Just as the miners in the Battle of Blair Mountain were of different races and ethnic groups, Evansmore, who is Black, hopes the same diversity can be achieved in organizing the poor today.
“Her goal now is to teach more people about the fight for justice in the state. She encourages everyone to tune in to city and county council meetings. She writes letters to elected officials and newspaper editors, often expressing her dismay at how out of touch they are with the struggles of everyday residents.
“And she protests, carrying signs in opposition to proposed cuts to programs that help the poor — even if only a handful of people join in.
“ ‘Because people are told that poverty is caused by some character flaw, a lot of people won’t even admit they are poor,’ she said. … “Sometimes, she tells them about how little she knew about economics as a child.
‘I didn’t even know we were poor,’ said Evansmore. … ‘We were used to eating pinto beans six days a week and chicken on Sunday. The only time we knew something was wrong was when we had to eat beans on Sunday, too.’
“But after graduating from high school in 1958, she left the state to stay with relatives in New Jersey. It was a different world — one with well-insulated homes and indoor plumbing, not outhouses. She eventually enrolled at the University of Bridgeport in Connecticut. Then she got a job with Raytheon, first as a secretary and later working her way up to a buyer in the submarine signaling division. … In 2012, she returned home for good.

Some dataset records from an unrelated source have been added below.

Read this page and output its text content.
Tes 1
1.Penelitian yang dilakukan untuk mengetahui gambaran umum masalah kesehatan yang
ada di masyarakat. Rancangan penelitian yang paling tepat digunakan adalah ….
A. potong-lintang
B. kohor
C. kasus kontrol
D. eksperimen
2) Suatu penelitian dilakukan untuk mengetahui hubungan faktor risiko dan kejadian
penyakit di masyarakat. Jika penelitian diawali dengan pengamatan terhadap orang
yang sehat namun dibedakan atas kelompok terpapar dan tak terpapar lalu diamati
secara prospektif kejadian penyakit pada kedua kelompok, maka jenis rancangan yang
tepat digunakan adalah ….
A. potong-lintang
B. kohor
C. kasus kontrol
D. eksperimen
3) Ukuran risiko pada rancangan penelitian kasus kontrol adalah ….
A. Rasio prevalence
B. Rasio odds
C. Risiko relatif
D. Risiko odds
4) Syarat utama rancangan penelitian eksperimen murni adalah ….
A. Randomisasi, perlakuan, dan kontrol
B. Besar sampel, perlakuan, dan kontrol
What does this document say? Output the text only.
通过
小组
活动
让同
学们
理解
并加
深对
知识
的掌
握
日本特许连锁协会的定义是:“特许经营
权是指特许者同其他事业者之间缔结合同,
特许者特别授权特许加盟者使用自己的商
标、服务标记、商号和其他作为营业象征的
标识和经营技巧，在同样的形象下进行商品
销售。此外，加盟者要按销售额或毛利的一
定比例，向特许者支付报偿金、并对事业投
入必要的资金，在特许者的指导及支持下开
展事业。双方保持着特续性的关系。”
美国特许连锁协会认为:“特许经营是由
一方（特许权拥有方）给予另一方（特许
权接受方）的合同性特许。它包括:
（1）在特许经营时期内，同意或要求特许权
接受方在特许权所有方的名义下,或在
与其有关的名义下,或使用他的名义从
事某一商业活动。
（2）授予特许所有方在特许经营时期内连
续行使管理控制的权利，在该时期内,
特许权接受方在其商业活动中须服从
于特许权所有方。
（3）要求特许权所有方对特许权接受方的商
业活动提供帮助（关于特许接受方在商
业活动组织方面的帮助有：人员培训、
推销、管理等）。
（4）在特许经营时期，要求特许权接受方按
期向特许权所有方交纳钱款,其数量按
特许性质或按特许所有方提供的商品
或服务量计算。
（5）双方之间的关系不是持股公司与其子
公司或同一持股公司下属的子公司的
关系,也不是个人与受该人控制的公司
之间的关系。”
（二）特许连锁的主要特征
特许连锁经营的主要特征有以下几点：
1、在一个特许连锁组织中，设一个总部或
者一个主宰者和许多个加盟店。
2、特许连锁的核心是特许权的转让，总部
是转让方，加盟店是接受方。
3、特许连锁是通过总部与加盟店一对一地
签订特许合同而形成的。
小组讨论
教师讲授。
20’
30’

“ ‘I vowed that nothing would run me out of West Virginia,’ she said. ‘If I didn’t like something, I’d just stay and fight it.’ ”
More at the Post, here.
Wonderful piece! I am very familiar with Reverend Barber—not personally, of course—and the Poor People’s Campaign. Really like Evansmore’s spirit and that last sentence.
Yes, I knew about Rev. Barber, too. II have been following the Poor People’s Campaign on twitter.
How much money a person makes has nothing to do with their worth, my grandparents taught me that very young, I admire people who understand that. Good for her!
As a grandparent, I do love hearing about grandparents who were important in people’s lives.